“Seriously?” he groans. “I don’t need to see that shit.”
“Oh, be quiet. I’ve seen you and Lana do a lot worse, so you’re just gonna have to deal with it.”
“Yeah, and she’s gonna be here a lot more often,” Noah adds. “So, you’re gonna need to find a way to deal with it.”
I’m about to chide Noah for purposely aggravating my brother when Cole’s gaze snaps towards me but he has a twinkle in his eyes that wasn’t there before. “You’ll be here more often, huh? Does that mean you’re finally gonna agree to move in?”
I open my mouth to object, but Logan beats me to it. “Are you sure you want that? You do realize that if G was to move in, it would no doubt be into Noah’s room… which is right next to yours.”
That has Cole freezing, a look of utter disgust marring his face before he dejectedly takes a seat opposite me. Noah’s arm wraps around my shoulder and I lean into his touch before taking a sip of my coffee.
These guys are my family, and nothing has ever felt more right than they do now as I sit with them, listening to them bicker back and forth. I send up a silent thank you to whoever it was that made me realize exactly what I have.
I don’t know how I didn’t see Noah in the way that I do now for so long, but I don’t regret the actions we both took that brought us together.
Noah’s right, we’re perfect for one another, and I think things worked out exactly as they were meant to.
With him and I together.
EPILOGUE
GRACIE
Ilaugh as Lana regales us of the story of how Cole freaked out after finding a spider in their hotel room during the summer.
I’ve heard the story already, but it’s her friend, Savannah’s first time hearing it and it’s still as funny listening to it now as it was the first time Lana told me what happened.
Lots of things have changed in the last few months, including mine and Lana’s friendship. It started off as a friendship between me and my brother’s girlfriend, but the more time I spent around her and the guys, the closer we’ve gotten.
Now, Lana and I will team up to get one over on the guys whenever we need to. I’ve also gotten close to Savannah, the friend she made when she first started here last year.

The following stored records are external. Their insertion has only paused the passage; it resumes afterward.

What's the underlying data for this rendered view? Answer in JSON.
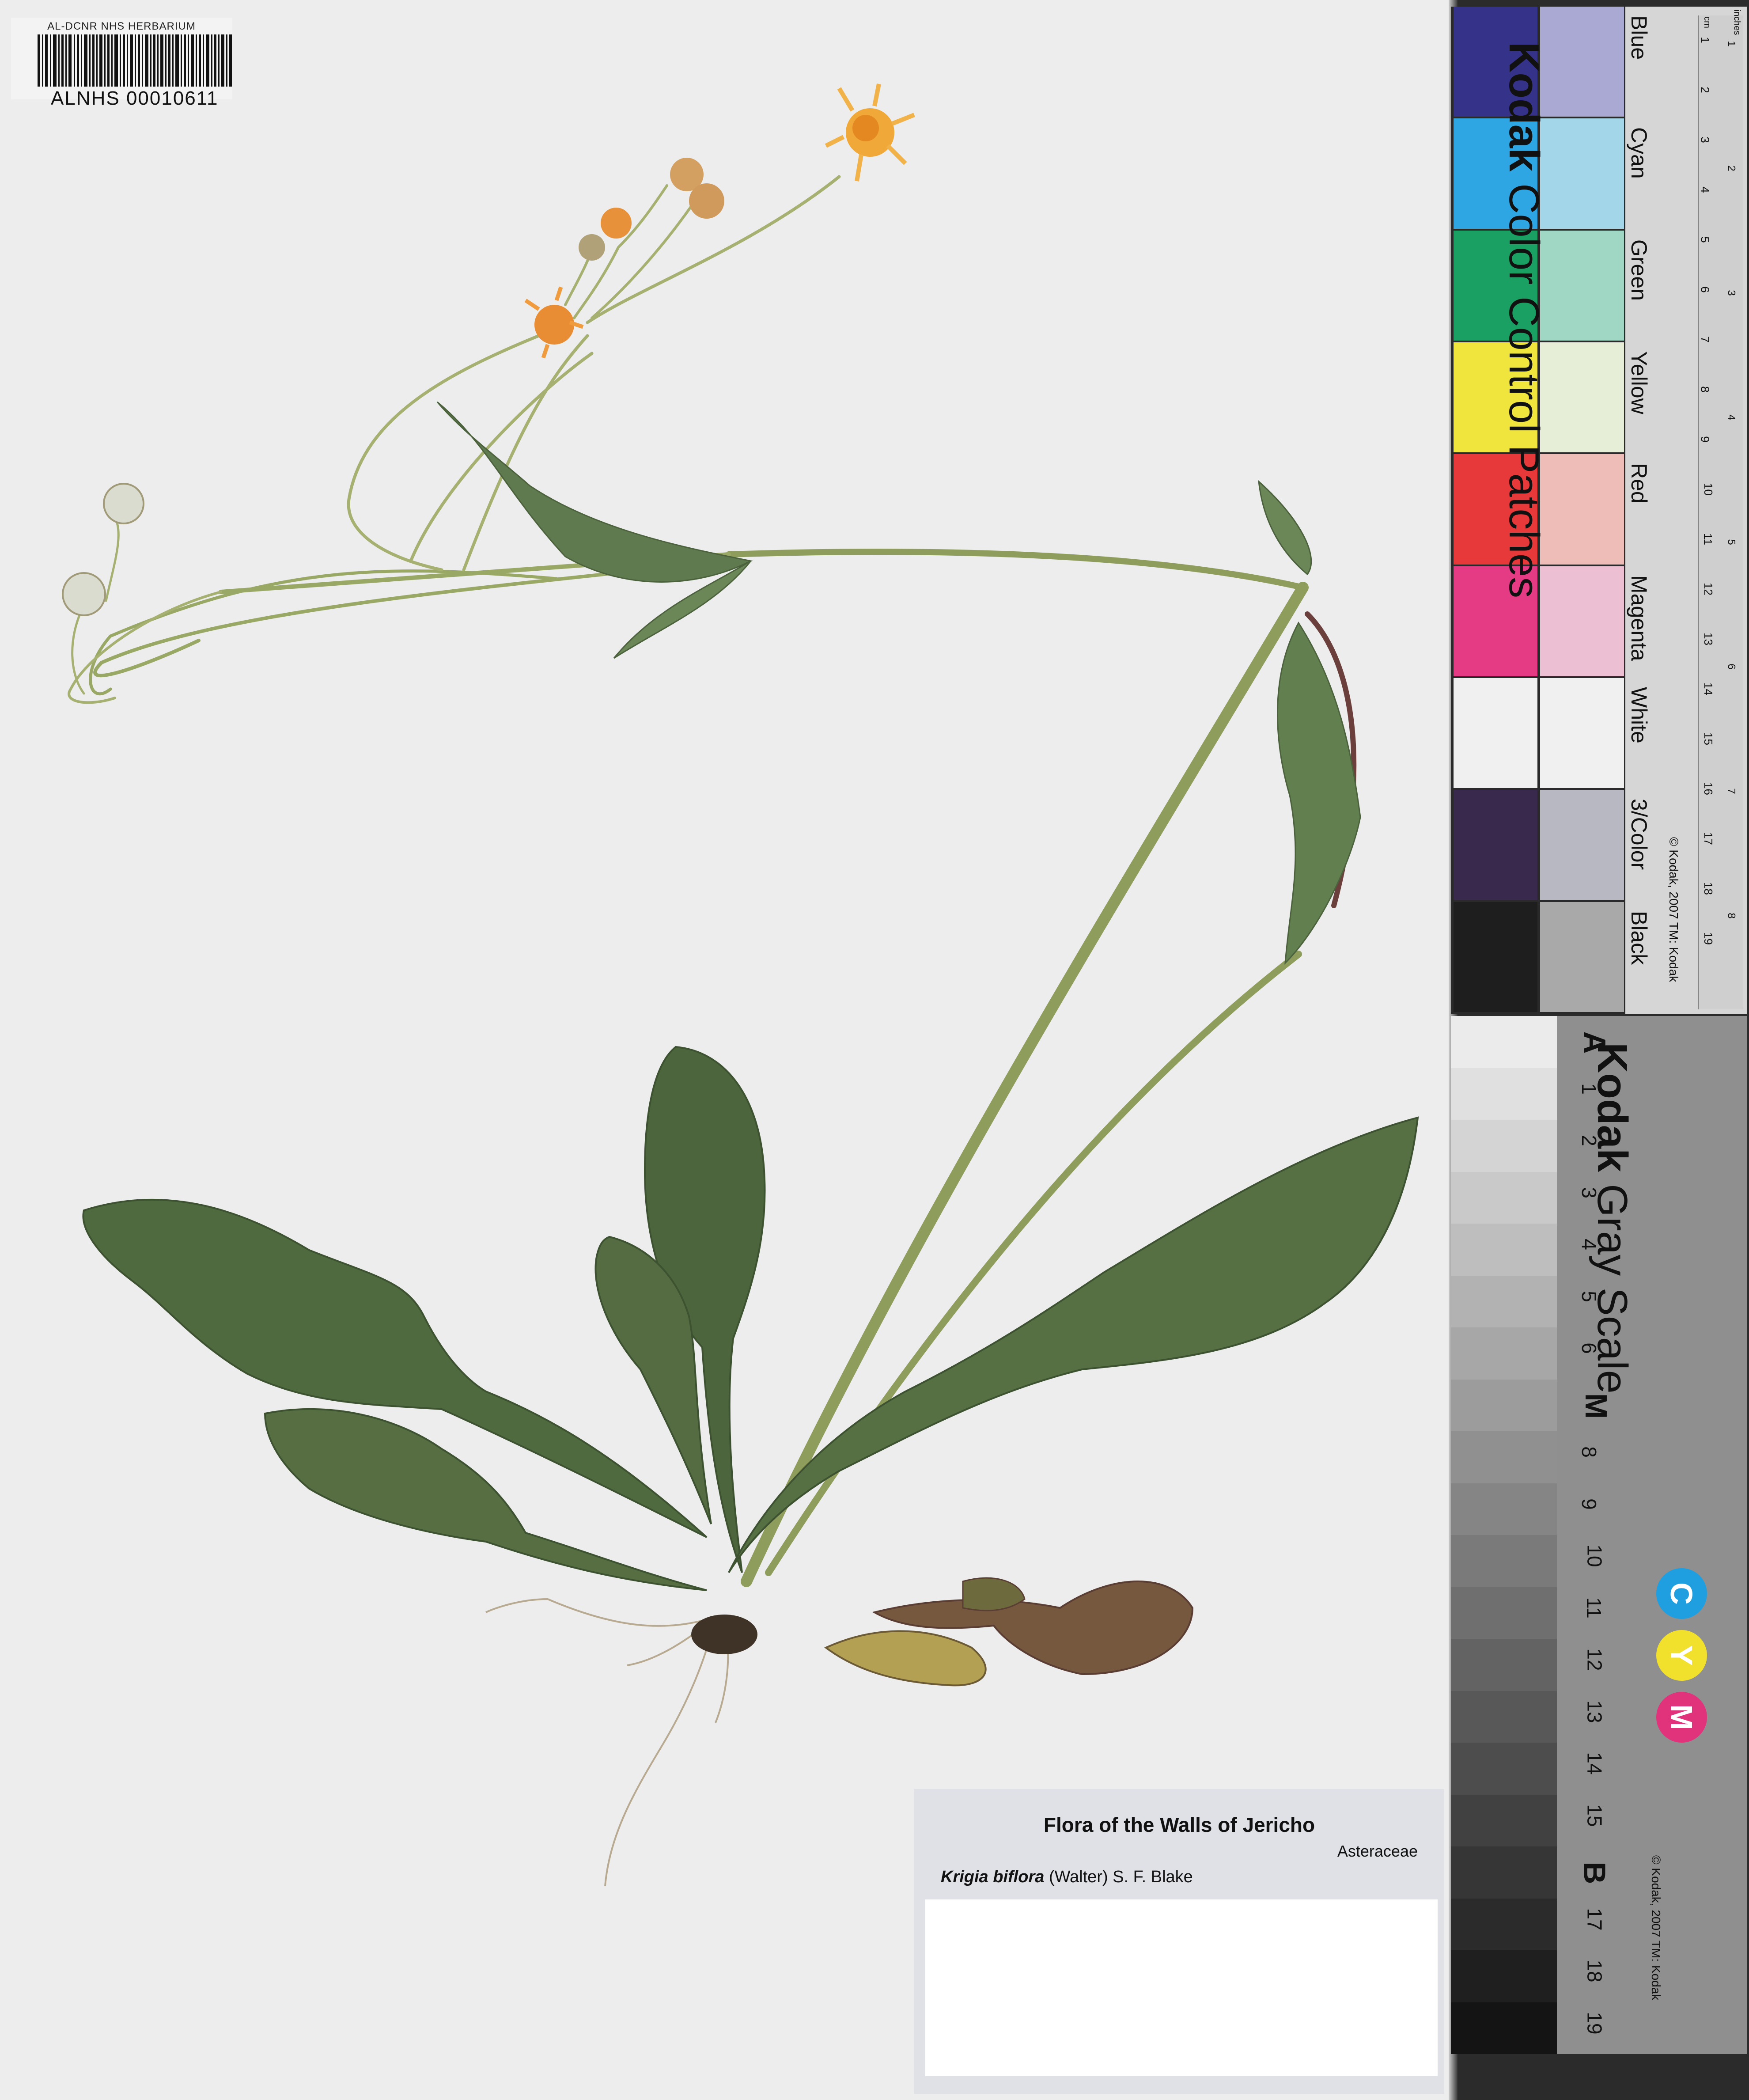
{
  "barcode": {
    "header": "AL-DCNR NHS HERBARIUM",
    "number": "ALNHS 00010611"
  },
  "label": {
    "title": "Flora of  the Walls of Jericho",
    "family": "Asteraceae",
    "genus_species": "Krigia biflora",
    "authority": "(Walter) S. F. Blake"
  },
  "color_card": {
    "brand": "Kodak",
    "title": "Color Control Patches",
    "copyright": "© Kodak, 2007 TM: Kodak",
    "patches": [
      {
        "name": "Blue",
        "dark": "#35328a",
        "light": "#a9a9d3"
      },
      {
        "name": "Cyan",
        "dark": "#2ea6e4",
        "light": "#a4d6ea"
      },
      {
        "name": "Green",
        "dark": "#1aa062",
        "light": "#9fd7c4"
      },
      {
        "name": "Yellow",
        "dark": "#f0e53c",
        "light": "#e6eed8"
      },
      {
        "name": "Red",
        "dark": "#e8393a",
        "light": "#eebdb8"
      },
      {
        "name": "Magenta",
        "dark": "#e53b85",
        "light": "#ecbfd3"
      },
      {
        "name": "White",
        "dark": "#f0f0f0",
        "light": "#f0f0f0"
      },
      {
        "name": "3/Color",
        "dark": "#392a4d",
        "light": "#b8b8c2"
      },
      {
        "name": "Black",
        "dark": "#1e1e1e",
        "light": "#a9a9a9"
      }
    ],
    "ruler_units": [
      "cm",
      "inches"
    ],
    "cm_ticks": [
      "1",
      "2",
      "3",
      "4",
      "5",
      "6",
      "7",
      "8",
      "9",
      "10",
      "11",
      "12",
      "13",
      "14",
      "15",
      "16",
      "17",
      "18",
      "19"
    ],
    "inch_ticks": [
      "1",
      "2",
      "3",
      "4",
      "5",
      "6",
      "7",
      "8"
    ]
  },
  "gray_card": {
    "brand": "Kodak",
    "title": "Gray Scale",
    "copyright": "© Kodak, 2007 TM: Kodak",
    "steps": [
      "A",
      "1",
      "2",
      "3",
      "4",
      "5",
      "6",
      "M",
      "8",
      "9",
      "10",
      "11",
      "12",
      "13",
      "14",
      "15",
      "B",
      "17",
      "18",
      "19"
    ],
    "cym": [
      {
        "letter": "C",
        "color": "#1f9ee0"
      },
      {
        "letter": "Y",
        "color": "#f1e12c"
      },
      {
        "letter": "M",
        "color": "#e1327c"
      }
    ]
  }
}
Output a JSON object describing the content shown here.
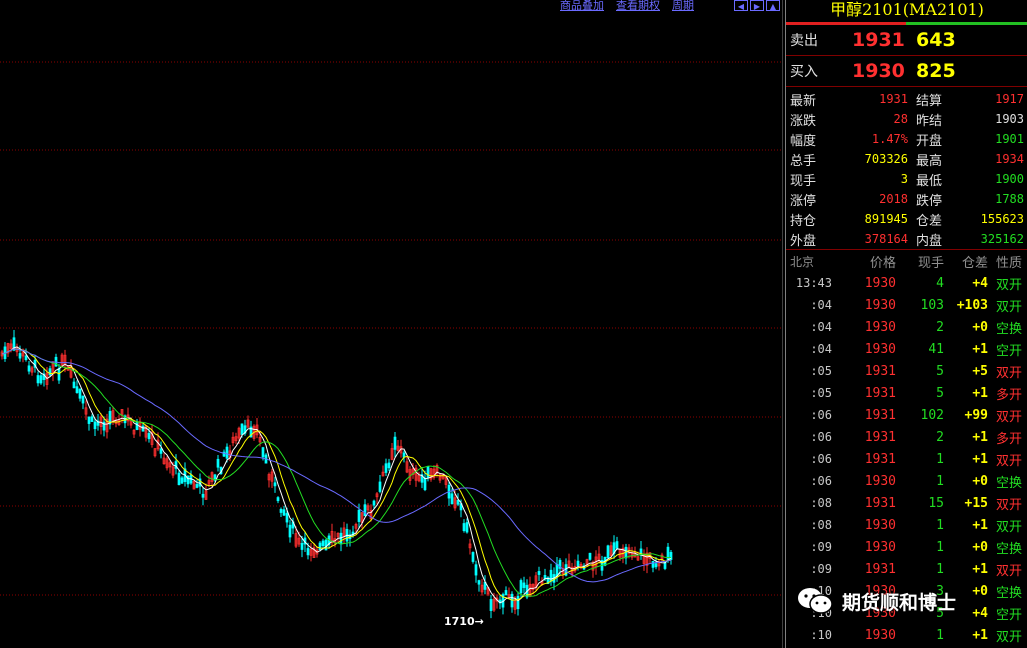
{
  "toolbar": {
    "link1": "商品叠加",
    "link2": "查看期权",
    "link3": "周期",
    "nav_icons": [
      "arrow-left-icon",
      "arrow-right-icon",
      "arrow-up-icon"
    ]
  },
  "chart": {
    "min_label": "1710→",
    "colors": {
      "up": "#ff3030",
      "down": "#00ffff",
      "ma_white": "#ffffff",
      "ma_yellow": "#ffff00",
      "ma_green": "#22dd22",
      "ma_blue": "#6a6aff",
      "grid": "#8b0000"
    }
  },
  "panel": {
    "title": "甲醇2101(MA2101)",
    "sell": {
      "label": "卖出",
      "price": "1931",
      "volume": "643"
    },
    "buy": {
      "label": "买入",
      "price": "1930",
      "volume": "825"
    },
    "stats": [
      {
        "k1": "最新",
        "v1": "1931",
        "c1": "#ff3030",
        "k2": "结算",
        "v2": "1917",
        "c2": "#ff3030"
      },
      {
        "k1": "涨跌",
        "v1": "28",
        "c1": "#ff3030",
        "k2": "昨结",
        "v2": "1903",
        "c2": "#e0e0e0"
      },
      {
        "k1": "幅度",
        "v1": "1.47%",
        "c1": "#ff3030",
        "k2": "开盘",
        "v2": "1901",
        "c2": "#22dd22"
      },
      {
        "k1": "总手",
        "v1": "703326",
        "c1": "#ffff00",
        "k2": "最高",
        "v2": "1934",
        "c2": "#ff3030"
      },
      {
        "k1": "现手",
        "v1": "3",
        "c1": "#ffff00",
        "k2": "最低",
        "v2": "1900",
        "c2": "#22dd22"
      },
      {
        "k1": "涨停",
        "v1": "2018",
        "c1": "#ff3030",
        "k2": "跌停",
        "v2": "1788",
        "c2": "#22dd22"
      },
      {
        "k1": "持仓",
        "v1": "891945",
        "c1": "#ffff00",
        "k2": "仓差",
        "v2": "155623",
        "c2": "#ffff00"
      },
      {
        "k1": "外盘",
        "v1": "378164",
        "c1": "#ff3030",
        "k2": "内盘",
        "v2": "325162",
        "c2": "#22dd22"
      }
    ],
    "ticks_header": {
      "time": "北京",
      "price": "价格",
      "vol": "现手",
      "oi": "仓差",
      "nature": "性质"
    },
    "ticks": [
      {
        "time": "13:43",
        "price": "1930",
        "vol": "4",
        "oi": "+4",
        "nature": "双开",
        "nat": "green"
      },
      {
        "time": ":04",
        "price": "1930",
        "vol": "103",
        "oi": "+103",
        "nature": "双开",
        "nat": "green"
      },
      {
        "time": ":04",
        "price": "1930",
        "vol": "2",
        "oi": "+0",
        "nature": "空换",
        "nat": "green"
      },
      {
        "time": ":04",
        "price": "1930",
        "vol": "41",
        "oi": "+1",
        "nature": "空开",
        "nat": "green"
      },
      {
        "time": ":05",
        "price": "1931",
        "vol": "5",
        "oi": "+5",
        "nature": "双开",
        "nat": "red"
      },
      {
        "time": ":05",
        "price": "1931",
        "vol": "5",
        "oi": "+1",
        "nature": "多开",
        "nat": "red"
      },
      {
        "time": ":06",
        "price": "1931",
        "vol": "102",
        "oi": "+99",
        "nature": "双开",
        "nat": "red"
      },
      {
        "time": ":06",
        "price": "1931",
        "vol": "2",
        "oi": "+1",
        "nature": "多开",
        "nat": "red"
      },
      {
        "time": ":06",
        "price": "1931",
        "vol": "1",
        "oi": "+1",
        "nature": "双开",
        "nat": "red"
      },
      {
        "time": ":06",
        "price": "1930",
        "vol": "1",
        "oi": "+0",
        "nature": "空换",
        "nat": "green"
      },
      {
        "time": ":08",
        "price": "1931",
        "vol": "15",
        "oi": "+15",
        "nature": "双开",
        "nat": "red"
      },
      {
        "time": ":08",
        "price": "1930",
        "vol": "1",
        "oi": "+1",
        "nature": "双开",
        "nat": "green"
      },
      {
        "time": ":09",
        "price": "1930",
        "vol": "1",
        "oi": "+0",
        "nature": "空换",
        "nat": "green"
      },
      {
        "time": ":09",
        "price": "1931",
        "vol": "1",
        "oi": "+1",
        "nature": "双开",
        "nat": "red"
      },
      {
        "time": ":10",
        "price": "1930",
        "vol": "3",
        "oi": "+0",
        "nature": "空换",
        "nat": "green"
      },
      {
        "time": ":10",
        "price": "1930",
        "vol": "5",
        "oi": "+4",
        "nature": "空开",
        "nat": "green"
      },
      {
        "time": ":10",
        "price": "1930",
        "vol": "1",
        "oi": "+1",
        "nature": "双开",
        "nat": "green"
      }
    ]
  },
  "watermark": {
    "text": "期货顺和博士",
    "icon": "wechat-icon"
  }
}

It’s the first day back at college, and I can’t say I’m not looking forward to this year. When Cole, Lana, Noah and I headed home for Christmas last year, we told my parents about mine and Noah’s relationship. To say they were happy about it would be an understatement. I also used that time at home to have a talk with my parents.
I told them my thoughts and feelings about my degree and how I really didn’t want to work for my father’s company aftergraduation, and just like both Noah and Cole had told me they would, they accepted it wholeheartedly and encouraged me to take the path I think would make me happiest.
During the last semester before summer, I switched my major, and now I’m a full-time art student, rather than just taking the odd classes that I could fit in around my business degree.
I’ll have to stay in school an extra year, but that’s nothing compared to the time I’ll be spending doing something I love once I graduate.
As of right now, I have no idea what that will be, but I have no doubt that I’ll love every second of my life.
Noah plans to stay in his family’s house—the one in town—next year once he’s graduated. While I’d love nothing more than to live there with him, the university doesn’t allow students to live off-campus, but at least I’ll have him close. I thought maybe he’d follow the guys back to the city, but the look of utter disgust on his face at the idea of us being so far away from each other clued me into the fact that he’d be staying close.
We’ve only gotten stronger over the last few months, our relationship strengthening and solidifying into what it is now.
Unbreakable.
Sure, we argue at times and he drives me insane, but I love him with everything I am.
His family, especially, was over the moon when they found out about our relationship, but we take their comments of our future in stride whenever we see them, which isn’t often since they’re usually off jet-setting around the world and too busy to bother us.
I decided that for this year, since it’s their last year here, I would move into the cottage with the guys, to Noah’s delight and Cole’s absolute dismay. I want to spend as much time with them as I can while we’re all still here together.
It’s funny to think how often Cole had tried encouraging me to move into their place and now that I am, he’s conflicted about it.
But after he forced Harley and Noah to swap rooms so we wouldn’t be right next door to him, he was more accepting.
It took some time, but Cole eventually got used to the fact that Noah and I are together, and now it’s just our new normal—with him complaining whenever Noah kisses me and me laughing at his obvious discomfort.